Essa mesma mulher que aprendeu desde pequena a brincar de boneca e de casinha, aprendeu que tinha que dar conta. Passou pela experiência de brincar disso, exercitou várias vezes na brincadeira esse ‘dar conta’, naturalizou, acostumou, se aprimorou. Então, muitas vezes, quando esse marido vem ‘ajudar’, duas coisas acontecem: essa mulher se sente aquém da sua função, porque não conseguiu ‘dar conta sozinha’; além de ter a falta de costume de ver outra pessoa fazendo de outra forma. Assim, mulheres dizem “não é assim, pera, você não está fazendo direito”. Sem saber delegar, o homem entende “não levo jeito mesmo”, reforça seu conceito de que aquela não é sua função, e se afasta. É conveniente, então ele aceita. Já ela fica incomodada, sobrecarregada, exausta, e ainda pensa que como ele ‘não faz direito’ (diferente do que ela aprendeu ser o ‘perfeito’) “nem adianta pedir ‘ajuda”, e prefere fazer sozinha.
Dessa forma, aumenta o abismo que separa esse casal, o peso que sobrecarrega essa mãe, e essa construção dos primeiros meses de vida do bebê começa a se padronizar naquele casamento, e levam para a vida. Agora, o pai acredita que só precisa intervir quando a situação já está crítica. Agora, sem ser sua função, o pai não busca uma informação, um texto, um livro, nada sobre o tema. Então, quando intervém acontece como um caminhão atropelando toda construção que aquela mãe, sozinha, fez. Ela se frustra e decide que só ela mesmo sabe cuidar e criar as crianças com amor e carinho. Ele se sente de lado, por fora, ressente a distância, mergulha em trabalho e agrava a sensação de que não leva jeito com os próprios filhos. As crianças vão crescendo e aprendendo a pedir para a mãe, a exigir dela.
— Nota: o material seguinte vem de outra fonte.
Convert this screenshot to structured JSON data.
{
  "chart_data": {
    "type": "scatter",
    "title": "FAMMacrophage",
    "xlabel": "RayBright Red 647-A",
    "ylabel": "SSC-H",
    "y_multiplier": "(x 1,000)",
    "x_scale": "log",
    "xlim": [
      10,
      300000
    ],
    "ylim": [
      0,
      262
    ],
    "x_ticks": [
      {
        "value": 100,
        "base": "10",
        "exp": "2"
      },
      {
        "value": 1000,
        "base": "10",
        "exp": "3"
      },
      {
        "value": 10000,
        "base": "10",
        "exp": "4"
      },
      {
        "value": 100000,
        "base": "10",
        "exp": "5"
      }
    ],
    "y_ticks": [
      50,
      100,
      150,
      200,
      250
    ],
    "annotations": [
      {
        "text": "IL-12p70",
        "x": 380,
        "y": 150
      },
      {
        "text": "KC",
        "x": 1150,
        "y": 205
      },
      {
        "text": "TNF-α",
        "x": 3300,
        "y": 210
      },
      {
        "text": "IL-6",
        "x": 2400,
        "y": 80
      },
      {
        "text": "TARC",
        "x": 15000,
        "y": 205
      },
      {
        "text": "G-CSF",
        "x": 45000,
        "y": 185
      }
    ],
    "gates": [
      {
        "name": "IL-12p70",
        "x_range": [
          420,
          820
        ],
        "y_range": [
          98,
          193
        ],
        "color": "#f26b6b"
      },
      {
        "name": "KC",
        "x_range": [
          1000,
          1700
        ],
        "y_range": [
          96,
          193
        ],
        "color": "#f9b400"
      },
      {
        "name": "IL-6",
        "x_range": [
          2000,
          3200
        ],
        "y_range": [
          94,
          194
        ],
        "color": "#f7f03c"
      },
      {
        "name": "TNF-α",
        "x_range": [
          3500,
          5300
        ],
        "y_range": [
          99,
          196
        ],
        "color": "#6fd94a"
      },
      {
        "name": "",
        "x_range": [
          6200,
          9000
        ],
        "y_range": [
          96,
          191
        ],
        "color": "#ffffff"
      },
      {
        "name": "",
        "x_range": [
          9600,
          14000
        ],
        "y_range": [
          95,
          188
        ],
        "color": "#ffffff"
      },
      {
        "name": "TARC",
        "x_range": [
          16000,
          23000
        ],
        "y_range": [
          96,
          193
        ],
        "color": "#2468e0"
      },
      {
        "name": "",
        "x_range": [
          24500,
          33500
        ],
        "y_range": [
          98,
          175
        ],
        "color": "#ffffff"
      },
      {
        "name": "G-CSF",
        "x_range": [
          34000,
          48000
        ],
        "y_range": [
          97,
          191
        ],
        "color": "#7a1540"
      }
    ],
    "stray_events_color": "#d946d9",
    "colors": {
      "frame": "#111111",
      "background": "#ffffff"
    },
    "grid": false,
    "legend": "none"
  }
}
Esse cenário se repete em muitas famílias, mas nós podemos transformar essa situação, depois que temos consciência de sua existência. Minha sugestão é que esses papéis sejam repensados. Que pais e mães possam cuidar de seus filhos juntos, sendo dos dois a função. Entender que cada um terá seu jeito com a criança, que cada adulto e criança juntos criam uma relação. E que, portanto, o pai que não brincou de boneca vai precisar de tempo para experimentar, conhecer a padronizar sua forma de fazer as coisas. Pode-se estabelecer novos combinados, reconstruir significados e desfazer de velhos preconceitos em prol da harmonia e conexão de todos da casa. O pai aprender a fazer, a mãe aprender a deixar, e entender que isso não faz de ninguém menos nada. Aceitar que vão mesmo passar algum tempo mais dedicados ao bebê que um ao outro, ao bebê que à casa, e ao invés de ter medo de desistirem um do outro, mergulharem nessa experiência juntos e fortalecerem ainda mais a união.
E, de quebra, fica aqui a sugestão: não ensine seus filhos que existem brinquedos de menino e de menina, porque isso estabelece papéis engessados de homens e mulheres. Permita que seu filho brinque de cuidar, permita que sua filha brinque de ser herói, permita que as crianças possam simplesmente brincar, sem preconceitos nem caixinhas. Deixe-os experimentar o mundo através da fantasia! Porque além de ser muito divertido, conseguem brincar de exercer todos os papéis, o que os ajudará a descobrir seus gostos e paixões, e também a sentir mais empatia!